Like access to banking services.

Most FDIC-insured banks are still unwilling to work with marijuana businesses. But you can’t store all your money in cash — no matter how many commercial safes you buy. Storing this amount of cash on the premises would be dangerous and impractical.

So you have a few options.

At a traditional bank, you can lie about the nature of your business. This is the route that, until recently, was employed by almost all dispensaries.

If this is your only option, you’ll have to take steps to reduce the marijuana smell on your cash. You’ll need to carefully train any employees who make bank deposits. You’ll need to get your story straight. Then you’ll cross your fingers and hope for the best.
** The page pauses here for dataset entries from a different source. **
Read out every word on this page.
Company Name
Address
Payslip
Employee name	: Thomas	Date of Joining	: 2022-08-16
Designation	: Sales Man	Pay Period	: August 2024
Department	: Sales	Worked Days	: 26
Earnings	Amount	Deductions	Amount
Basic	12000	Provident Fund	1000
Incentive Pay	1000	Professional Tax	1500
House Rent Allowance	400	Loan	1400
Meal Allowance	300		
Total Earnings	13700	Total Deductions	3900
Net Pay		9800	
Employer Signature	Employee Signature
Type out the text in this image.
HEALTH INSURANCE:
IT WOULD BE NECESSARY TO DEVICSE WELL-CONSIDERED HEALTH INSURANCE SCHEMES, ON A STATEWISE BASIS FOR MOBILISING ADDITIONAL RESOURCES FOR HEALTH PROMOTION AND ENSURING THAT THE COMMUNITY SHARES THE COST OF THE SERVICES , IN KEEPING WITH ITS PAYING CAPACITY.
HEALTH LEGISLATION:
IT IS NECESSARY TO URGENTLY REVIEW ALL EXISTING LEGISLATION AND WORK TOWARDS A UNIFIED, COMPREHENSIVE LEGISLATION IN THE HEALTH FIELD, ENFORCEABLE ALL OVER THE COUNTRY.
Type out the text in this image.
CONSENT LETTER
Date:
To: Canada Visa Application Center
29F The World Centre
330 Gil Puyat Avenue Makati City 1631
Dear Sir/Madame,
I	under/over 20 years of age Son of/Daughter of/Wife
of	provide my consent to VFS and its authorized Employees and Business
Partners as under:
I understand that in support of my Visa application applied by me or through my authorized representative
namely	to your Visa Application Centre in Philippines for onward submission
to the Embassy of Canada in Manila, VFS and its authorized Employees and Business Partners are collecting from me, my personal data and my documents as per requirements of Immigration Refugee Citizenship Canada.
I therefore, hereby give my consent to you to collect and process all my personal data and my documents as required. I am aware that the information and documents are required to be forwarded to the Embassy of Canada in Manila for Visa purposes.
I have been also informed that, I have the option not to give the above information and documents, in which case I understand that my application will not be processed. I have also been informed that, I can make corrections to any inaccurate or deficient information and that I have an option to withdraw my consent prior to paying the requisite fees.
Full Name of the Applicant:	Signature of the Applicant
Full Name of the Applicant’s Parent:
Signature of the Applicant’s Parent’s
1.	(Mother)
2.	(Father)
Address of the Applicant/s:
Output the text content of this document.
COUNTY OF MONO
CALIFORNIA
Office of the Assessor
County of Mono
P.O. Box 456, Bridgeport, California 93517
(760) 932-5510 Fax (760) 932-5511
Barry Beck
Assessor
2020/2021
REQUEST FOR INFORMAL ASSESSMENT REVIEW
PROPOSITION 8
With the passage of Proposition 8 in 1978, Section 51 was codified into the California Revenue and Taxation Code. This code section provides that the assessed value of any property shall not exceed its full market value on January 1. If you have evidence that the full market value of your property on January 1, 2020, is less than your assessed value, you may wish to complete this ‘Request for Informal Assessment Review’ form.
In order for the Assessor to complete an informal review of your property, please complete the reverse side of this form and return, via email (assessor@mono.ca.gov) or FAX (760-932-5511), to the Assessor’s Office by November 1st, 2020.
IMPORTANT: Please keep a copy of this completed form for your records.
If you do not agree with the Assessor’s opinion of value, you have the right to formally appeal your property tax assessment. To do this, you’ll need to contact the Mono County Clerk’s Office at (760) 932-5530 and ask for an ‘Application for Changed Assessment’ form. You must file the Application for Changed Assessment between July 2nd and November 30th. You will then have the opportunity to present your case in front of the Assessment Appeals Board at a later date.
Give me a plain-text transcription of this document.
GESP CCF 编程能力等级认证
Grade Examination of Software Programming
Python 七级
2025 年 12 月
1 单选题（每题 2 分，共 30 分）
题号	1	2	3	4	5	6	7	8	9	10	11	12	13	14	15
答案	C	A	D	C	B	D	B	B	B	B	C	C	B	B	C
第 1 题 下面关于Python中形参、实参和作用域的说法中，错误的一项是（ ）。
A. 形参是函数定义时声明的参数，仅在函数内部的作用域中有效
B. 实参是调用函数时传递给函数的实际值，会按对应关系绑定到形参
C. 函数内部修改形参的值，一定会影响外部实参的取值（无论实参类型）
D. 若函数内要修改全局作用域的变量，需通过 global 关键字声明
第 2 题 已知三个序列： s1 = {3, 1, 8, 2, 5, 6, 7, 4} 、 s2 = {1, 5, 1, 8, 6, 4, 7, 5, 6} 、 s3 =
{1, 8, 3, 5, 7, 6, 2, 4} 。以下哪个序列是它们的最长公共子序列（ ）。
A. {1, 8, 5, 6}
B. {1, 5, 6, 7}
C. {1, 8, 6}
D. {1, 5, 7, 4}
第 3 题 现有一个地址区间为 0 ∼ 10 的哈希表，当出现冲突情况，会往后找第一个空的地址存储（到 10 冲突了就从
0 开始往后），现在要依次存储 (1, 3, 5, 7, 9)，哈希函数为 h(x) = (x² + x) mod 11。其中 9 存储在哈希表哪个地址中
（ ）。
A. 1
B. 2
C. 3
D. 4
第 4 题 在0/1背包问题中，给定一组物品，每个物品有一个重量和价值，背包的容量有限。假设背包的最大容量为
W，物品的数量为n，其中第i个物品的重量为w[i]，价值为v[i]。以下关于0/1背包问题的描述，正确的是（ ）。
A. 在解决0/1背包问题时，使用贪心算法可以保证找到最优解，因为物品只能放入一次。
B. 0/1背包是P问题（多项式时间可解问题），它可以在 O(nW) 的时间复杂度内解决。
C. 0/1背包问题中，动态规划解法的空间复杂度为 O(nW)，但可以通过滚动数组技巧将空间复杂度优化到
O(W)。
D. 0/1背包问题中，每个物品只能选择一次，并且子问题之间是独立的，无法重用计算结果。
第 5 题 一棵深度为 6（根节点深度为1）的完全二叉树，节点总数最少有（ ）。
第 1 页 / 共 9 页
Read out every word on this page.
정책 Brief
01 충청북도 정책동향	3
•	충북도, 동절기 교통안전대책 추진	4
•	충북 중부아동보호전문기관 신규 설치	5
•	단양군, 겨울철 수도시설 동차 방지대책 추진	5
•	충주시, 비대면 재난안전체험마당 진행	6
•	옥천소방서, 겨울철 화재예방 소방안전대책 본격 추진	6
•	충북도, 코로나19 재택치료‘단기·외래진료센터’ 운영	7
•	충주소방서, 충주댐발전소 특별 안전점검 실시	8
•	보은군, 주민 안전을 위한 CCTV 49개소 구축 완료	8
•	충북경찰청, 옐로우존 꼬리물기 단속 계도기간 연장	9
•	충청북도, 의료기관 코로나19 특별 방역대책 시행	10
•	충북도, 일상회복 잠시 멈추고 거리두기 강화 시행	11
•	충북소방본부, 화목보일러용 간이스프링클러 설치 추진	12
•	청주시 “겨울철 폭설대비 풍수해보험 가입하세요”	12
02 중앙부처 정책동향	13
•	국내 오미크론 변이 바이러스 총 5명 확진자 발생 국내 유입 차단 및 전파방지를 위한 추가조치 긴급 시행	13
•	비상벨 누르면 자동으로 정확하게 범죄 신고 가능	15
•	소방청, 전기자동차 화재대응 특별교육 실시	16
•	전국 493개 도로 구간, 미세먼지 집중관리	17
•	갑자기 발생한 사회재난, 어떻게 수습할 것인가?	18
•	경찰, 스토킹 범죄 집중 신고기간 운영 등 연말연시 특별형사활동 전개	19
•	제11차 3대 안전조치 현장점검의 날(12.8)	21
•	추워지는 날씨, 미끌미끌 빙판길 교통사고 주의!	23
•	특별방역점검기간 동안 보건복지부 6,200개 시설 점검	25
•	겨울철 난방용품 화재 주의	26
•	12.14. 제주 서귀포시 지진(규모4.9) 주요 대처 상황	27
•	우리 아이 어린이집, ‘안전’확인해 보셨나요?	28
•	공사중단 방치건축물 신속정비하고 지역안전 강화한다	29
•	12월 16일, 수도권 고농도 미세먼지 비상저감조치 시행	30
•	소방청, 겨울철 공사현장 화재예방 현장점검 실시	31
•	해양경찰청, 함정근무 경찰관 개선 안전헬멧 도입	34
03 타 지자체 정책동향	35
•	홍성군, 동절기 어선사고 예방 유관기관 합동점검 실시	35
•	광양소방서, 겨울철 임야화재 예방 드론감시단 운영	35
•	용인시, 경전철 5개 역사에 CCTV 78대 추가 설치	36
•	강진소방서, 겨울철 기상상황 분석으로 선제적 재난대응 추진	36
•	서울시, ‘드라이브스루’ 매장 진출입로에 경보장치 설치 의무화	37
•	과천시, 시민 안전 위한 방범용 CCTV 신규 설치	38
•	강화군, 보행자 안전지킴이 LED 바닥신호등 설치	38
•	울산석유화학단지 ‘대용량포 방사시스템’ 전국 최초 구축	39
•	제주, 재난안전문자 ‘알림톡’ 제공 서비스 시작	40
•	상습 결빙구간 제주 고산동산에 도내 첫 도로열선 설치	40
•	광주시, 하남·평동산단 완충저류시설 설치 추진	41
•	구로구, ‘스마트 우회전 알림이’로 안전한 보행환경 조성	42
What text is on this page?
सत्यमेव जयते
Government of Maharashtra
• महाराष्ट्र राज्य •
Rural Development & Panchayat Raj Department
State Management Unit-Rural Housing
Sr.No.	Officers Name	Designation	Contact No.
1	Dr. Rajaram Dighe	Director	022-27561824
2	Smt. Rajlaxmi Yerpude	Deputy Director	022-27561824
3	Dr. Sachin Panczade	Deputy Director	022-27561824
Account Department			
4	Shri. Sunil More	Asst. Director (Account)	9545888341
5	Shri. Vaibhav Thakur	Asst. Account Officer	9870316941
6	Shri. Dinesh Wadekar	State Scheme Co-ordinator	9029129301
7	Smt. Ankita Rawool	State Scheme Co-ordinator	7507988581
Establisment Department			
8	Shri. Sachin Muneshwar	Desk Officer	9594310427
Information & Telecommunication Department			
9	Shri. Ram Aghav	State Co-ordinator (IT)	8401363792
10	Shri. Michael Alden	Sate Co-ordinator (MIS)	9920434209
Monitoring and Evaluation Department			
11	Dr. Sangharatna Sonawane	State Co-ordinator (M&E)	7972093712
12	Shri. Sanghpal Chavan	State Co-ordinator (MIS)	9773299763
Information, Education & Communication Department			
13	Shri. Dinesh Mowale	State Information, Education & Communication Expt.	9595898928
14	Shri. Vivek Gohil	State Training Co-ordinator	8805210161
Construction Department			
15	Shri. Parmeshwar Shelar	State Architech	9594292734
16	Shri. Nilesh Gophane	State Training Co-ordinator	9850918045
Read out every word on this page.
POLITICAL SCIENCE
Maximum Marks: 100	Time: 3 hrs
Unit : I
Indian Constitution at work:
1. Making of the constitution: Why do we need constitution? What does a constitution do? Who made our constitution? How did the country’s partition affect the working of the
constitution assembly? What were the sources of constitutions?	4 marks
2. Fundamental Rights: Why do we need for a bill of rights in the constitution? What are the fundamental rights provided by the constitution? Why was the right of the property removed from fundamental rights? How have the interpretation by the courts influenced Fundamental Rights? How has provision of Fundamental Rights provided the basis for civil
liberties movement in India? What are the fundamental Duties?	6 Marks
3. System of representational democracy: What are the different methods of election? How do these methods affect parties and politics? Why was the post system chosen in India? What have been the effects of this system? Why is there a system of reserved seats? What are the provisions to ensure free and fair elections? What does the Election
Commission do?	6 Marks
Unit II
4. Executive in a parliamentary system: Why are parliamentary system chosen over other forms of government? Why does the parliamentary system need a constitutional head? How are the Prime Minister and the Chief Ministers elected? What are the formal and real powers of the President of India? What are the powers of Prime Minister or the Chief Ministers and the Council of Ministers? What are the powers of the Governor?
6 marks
This strategy does not always work. When the bank discovers the ruse, they close the account.

“If we lose a bank, and we have a stack of checks we can’t deposit, that’s a big cash flow problem,” says Lazarus.

The checks can’t be deposited until another bank account is secured.

The whole rigamarole has to be repeated, at yet another unwitting bank. (Most dispensaries have corporate or LLC names that are different from the name they do business under. These LLC names are often intentionally vague.) Then the funds will be available, for now — until the new bank catches on.

Today, a few non-traditional banks and credit unions have opened to serve marijuana businesses. But that doesn’t necessarily mean thatyoucan bank there.

Some dispensary owners say they’ve spent years on waiting lists for these banks.

If you land one of these special bank accounts, some aspects of your business will become easier.

“I can wear my badge in there,” Weiland says, “and I don’t have to lie about everything.”

But the privilege of transparency comes at a cost.

An anonymous source familiar with Partners Credit Union broke it down.

For normal business deposit accounts, they said, businesses will pay .35 percent on total deposits. Marijuana businesses, however, must spend one to two percent of their gross on banking fees. (Verus, another bank that accepts marijuana businesses, also charges high monthly fees.)

Most dispensaries must also pay for someone to come pick up their cash at least once per week. (This person is usually part of a security company with armored vehicles.)

Of course, dispensaries also can’t get traditional business loans. This makes it difficult to access capital — and should be a main consideration in your business plan.

Although federally-insured banks won’t lend to dispensaries, the federal government still definitely wants their tax dollars.

In fact, you’ll have to pay tax rates at a much higher rate than most businesses, thanks to an obscure section of the U.S. Tax Code called Section 280(E). Again, you will need an accountant well-versed in cannabis tax laws.

Step 6: Throw out your business plan and start over.

“You have to be able to be able to modify your plan,” Weiland says, “and throw out just about everything you thought would work.”

Everything in your business plan will probably change. And it will never stop changing.

The state of Colorado, for example, instated a new requirement last January for heavy metals testing in all cannabis products. Due to a lack of standardized lab testing (and a lab logjam generated by the new deadline), the industry was instantly thrown into chaos.

Even the most well-researched business plans hadn’t accounted for this.

“Write the most compliant business plan you can imagine,” Anderson says, “and then plan to refine it a hundred times before you can use it.”

And make sure you’re ready to use the word “compliance” about eighty thousand times.

Because in the marijuana industry, compliance is (almost) everything. if you violate one of the numerous state or local regulations, you’ll face steep fines — or get shut down.

You don’t want to invest in this business, only to have your dispensary shuttered. (Even you’re banking on a rapid exit plan, keep in mind that a history of regulatory infractions will make your business difficult to sell. Many municipalities have a “three strikes, you’re out” policy.)

If this article hasn’t scared you off, you might be ready to start a dispensary. Good luck!